Totally worth it imho. It allowed me to go Full Linux
Storage for VMs is still primarily emulated rather than virtualized, but you can use VT-d to grant a VM exclusive access to a HBA or RAID card or NVMe SSD, because VT-d works for any type of PCIe device.
Video games are fun.
The interesting thing is that games are some of the most costly and closed source things in software today. Windows costs the price of two games or less.
Further, if you own a PlayStation, an XBox it's likely you have spent hundreds of dollars on closed source games. If you bought a fancy graphics card, would you expect that to be free as well?
I love FOSS software as much a as the next person, but people who write software do have to live.

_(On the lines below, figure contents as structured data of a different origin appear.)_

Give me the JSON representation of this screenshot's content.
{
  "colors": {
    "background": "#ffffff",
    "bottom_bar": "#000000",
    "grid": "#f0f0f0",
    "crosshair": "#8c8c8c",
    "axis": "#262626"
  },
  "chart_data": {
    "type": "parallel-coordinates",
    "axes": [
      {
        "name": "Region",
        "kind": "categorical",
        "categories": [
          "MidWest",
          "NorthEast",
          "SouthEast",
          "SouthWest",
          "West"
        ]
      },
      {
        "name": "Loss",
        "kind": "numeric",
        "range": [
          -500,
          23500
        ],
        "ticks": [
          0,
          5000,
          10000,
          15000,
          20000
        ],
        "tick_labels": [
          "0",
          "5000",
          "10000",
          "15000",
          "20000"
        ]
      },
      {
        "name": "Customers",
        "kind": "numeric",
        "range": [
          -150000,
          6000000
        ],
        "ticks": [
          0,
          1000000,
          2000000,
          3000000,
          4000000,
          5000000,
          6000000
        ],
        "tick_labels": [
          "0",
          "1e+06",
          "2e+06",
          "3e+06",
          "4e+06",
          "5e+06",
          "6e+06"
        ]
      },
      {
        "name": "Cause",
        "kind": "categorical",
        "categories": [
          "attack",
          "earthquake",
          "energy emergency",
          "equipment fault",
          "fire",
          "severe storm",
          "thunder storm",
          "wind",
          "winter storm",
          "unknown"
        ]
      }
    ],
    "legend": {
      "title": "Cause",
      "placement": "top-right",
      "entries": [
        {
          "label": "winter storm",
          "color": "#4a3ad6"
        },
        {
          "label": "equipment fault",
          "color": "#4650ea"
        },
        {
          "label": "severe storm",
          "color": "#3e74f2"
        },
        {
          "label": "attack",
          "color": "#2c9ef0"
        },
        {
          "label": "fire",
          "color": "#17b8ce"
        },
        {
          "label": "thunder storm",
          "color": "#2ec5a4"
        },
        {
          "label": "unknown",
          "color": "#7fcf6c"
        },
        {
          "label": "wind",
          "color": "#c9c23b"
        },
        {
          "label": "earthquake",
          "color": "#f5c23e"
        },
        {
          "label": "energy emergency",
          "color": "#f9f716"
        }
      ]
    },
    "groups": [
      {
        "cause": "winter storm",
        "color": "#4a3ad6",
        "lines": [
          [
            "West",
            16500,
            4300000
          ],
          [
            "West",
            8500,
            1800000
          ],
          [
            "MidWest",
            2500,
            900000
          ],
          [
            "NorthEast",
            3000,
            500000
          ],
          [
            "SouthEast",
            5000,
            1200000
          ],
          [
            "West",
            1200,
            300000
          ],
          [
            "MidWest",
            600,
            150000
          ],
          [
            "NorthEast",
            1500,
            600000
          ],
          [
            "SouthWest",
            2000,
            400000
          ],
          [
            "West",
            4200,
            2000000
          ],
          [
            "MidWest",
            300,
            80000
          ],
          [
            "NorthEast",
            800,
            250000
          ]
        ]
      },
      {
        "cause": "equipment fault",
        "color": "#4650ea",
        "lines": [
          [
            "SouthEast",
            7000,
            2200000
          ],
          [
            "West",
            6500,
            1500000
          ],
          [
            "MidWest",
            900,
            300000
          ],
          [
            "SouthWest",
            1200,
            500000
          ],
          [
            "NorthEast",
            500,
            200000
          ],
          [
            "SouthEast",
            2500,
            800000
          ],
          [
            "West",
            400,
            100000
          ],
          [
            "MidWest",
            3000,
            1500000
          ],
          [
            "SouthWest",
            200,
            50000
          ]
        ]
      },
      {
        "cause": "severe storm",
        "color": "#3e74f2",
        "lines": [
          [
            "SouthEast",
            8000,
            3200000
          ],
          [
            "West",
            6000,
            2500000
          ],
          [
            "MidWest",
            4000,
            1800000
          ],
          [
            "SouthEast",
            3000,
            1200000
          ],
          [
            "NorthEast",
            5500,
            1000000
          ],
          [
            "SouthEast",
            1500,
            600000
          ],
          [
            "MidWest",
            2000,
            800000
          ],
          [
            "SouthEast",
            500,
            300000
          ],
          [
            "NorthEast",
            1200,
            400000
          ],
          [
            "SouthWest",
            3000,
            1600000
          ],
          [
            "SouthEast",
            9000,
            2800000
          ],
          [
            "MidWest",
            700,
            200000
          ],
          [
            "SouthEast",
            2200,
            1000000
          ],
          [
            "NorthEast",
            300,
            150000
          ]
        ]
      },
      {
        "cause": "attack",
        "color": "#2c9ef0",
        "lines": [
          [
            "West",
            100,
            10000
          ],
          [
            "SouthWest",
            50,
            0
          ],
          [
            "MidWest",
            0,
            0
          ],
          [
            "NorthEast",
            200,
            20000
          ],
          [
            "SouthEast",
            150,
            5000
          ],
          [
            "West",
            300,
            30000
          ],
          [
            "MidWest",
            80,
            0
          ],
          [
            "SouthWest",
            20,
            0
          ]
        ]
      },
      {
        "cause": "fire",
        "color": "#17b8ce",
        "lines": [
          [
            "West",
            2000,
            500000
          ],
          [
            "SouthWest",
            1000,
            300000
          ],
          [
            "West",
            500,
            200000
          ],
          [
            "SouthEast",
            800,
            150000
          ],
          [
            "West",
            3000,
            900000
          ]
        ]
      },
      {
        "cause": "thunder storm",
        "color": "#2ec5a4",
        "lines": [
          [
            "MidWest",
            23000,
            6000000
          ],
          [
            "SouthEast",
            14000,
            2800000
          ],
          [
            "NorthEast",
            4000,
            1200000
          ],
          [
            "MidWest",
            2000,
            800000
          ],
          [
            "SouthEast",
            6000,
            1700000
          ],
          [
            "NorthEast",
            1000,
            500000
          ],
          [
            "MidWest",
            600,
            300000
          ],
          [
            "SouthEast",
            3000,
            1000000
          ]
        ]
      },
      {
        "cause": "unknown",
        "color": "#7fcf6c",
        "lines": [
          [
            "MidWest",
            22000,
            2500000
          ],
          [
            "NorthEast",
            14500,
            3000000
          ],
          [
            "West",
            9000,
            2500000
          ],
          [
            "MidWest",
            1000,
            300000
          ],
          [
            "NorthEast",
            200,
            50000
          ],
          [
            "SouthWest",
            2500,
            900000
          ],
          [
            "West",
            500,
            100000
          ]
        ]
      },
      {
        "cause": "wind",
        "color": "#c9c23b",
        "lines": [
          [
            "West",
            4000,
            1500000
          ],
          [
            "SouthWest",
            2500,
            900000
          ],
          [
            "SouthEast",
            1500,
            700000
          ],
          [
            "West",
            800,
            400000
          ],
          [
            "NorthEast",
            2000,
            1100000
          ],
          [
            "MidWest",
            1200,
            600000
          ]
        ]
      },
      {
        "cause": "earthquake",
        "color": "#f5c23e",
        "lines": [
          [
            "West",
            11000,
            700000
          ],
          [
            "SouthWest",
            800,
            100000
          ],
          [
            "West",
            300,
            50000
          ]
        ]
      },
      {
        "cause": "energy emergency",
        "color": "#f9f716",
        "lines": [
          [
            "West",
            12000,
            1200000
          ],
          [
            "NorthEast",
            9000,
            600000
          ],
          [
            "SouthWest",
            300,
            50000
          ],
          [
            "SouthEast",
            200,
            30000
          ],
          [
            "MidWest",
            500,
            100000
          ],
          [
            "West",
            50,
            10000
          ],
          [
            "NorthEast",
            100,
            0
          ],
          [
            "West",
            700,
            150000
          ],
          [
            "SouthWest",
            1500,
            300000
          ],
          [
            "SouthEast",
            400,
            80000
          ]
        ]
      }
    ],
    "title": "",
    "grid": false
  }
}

Like game developers, employees of NVIDIA, even the people who make the Arch Linux distribution.
I'm truly not picking on you or FOSS, I just find it hard to rationalize FOSS zealotry that is almost universally hypocritical to some degree. Even Linus gets $10m a year or something like that. I'm not even sure to be honest what FOSS software IS any more.
It's a serious question, because I'm really confused.
Hah! I wish. I've spent thousands on single SKUs - yet SASS and anything B2B can make that look like chump change.
Meanwhile, Steam sales discount high quality, high end titles significantly pretty quickly - to the point where a lot of gamers basically never pay full price.
To say nothing of mobile being flooded with $0.99 titles. To say nothing of the effectively free humble bundles. To say nothing of all the free web and indie games out there.
Although I guess the right freemium Skinner box can also cost thousands in DLC and micro-transactions? But you can get games so cheap these days that people don't even get around to playing everything in their Steam libraries.
> I just find it hard to rationalize FOSS zealotry that is almost universally hypocritical to some degree.
On the more practical side of things, games are entertainment and frequently rely heavily on obfuscation to avoid hacking to gain unfair advantages in multiplayer. It's all somewhat fungible - if you can't play game X, you can still have fun playing game Y - the only real downside being your emotional investment in game X. Vendor lock-in isn't much of a problem, and a number of games are mod friendly.
Having your business and personal data stuck in vendor lock-in and being legally prohibited from taking over where they fuck up, or try to escape from their clutches should they jack up their prices, etc. is a whole new level of potential downside. Entire businesses die when twitter changes their API terms.
Meanwhile, if WoW ever shut down, gold farmers would find another MMO to abuse the same day.
I was more thinking of zero day PC Games and especially console games in my comment but that should have been made clearer. I get that they do get heavily discounted though over time.
Totally agree with your penultimate paragraph, nobody likes it yet we still have our Netflix accounts AND our Amazon accounts.
To me it seems HN often picks on the little guys who are just trying to make a buck while actively supporting giant corporates and going Wheeee!
Nice post by the way
You might be right that there is some projection.
I've been working on a project for quite some time now, without any pay and it is close to completion, and I more and more frequently reflect on how it should be positioned, marketed and ultimately generate some revenue so that I can actually afford my own apartment.
When I read HN I see this tension. Something comes out and the comments will be. Oh that's cool but fuck you, it's not FOSS but at the same time I see yay, another gadget I will immediately go and buy.
You just can't win.
I develop on Linux mostly and Windows occasionally, and I've more than paid my dues to the community over the years, but at some point hard decisions have to be made. FOSS is great when you have enough cash stashed to not give a damn or you are just doing it as a hobby.
I feel like I'm staring down the barrel of a gun no matter which business model I choose sometimes, and it pains me to have to make a decision, and neither one looks pleasant.
Actually that somewhat hits the nail on the head regarding how a lot of us feel. We'd love to do it but the pragmatic reality is that we can't do that all the time.
He feels the pain, I feel the pain, and I'm sure a lot of other people do as well.
The fact remains if he or I play games, or I buy a tv or a washing machine. Well screw us both because on some level we are betraying open source. It's 50 shades of gray.
Anyway, it doesn't really matter. I'm no less confused.
I can slap a Linux distro on my PC in 30 minutes and be ready. Copy over your home folder and apt-get your software and you're ready to go. You can even install it on a USB drive. On the other hand, with Windows, I have to worry about licensing, version (will Windows 10 install home or professional?? It's the same image and it decides by itself...) and just a ton of other stuff. We're at the point where Windows has no advantage over Linux (except for games). A decade ago, you would always run into driver problems, packet manager bugs, configuration problems, etc. on Linux. Today it is rock solid. I am just choosing the better system here - who programmed it and how available the source is does not matter to me.
Although I use Linux 95% of the time, and I think Windows has lost its way a little. I would disagree that it isn't robust. The kernel at least is quite excellent. But that's another topic.
Sorry for raising this issue, it's the "I will pay $1000's of dollars for hardware, and games", but I can't spare change for an OS that got me started. Apologies.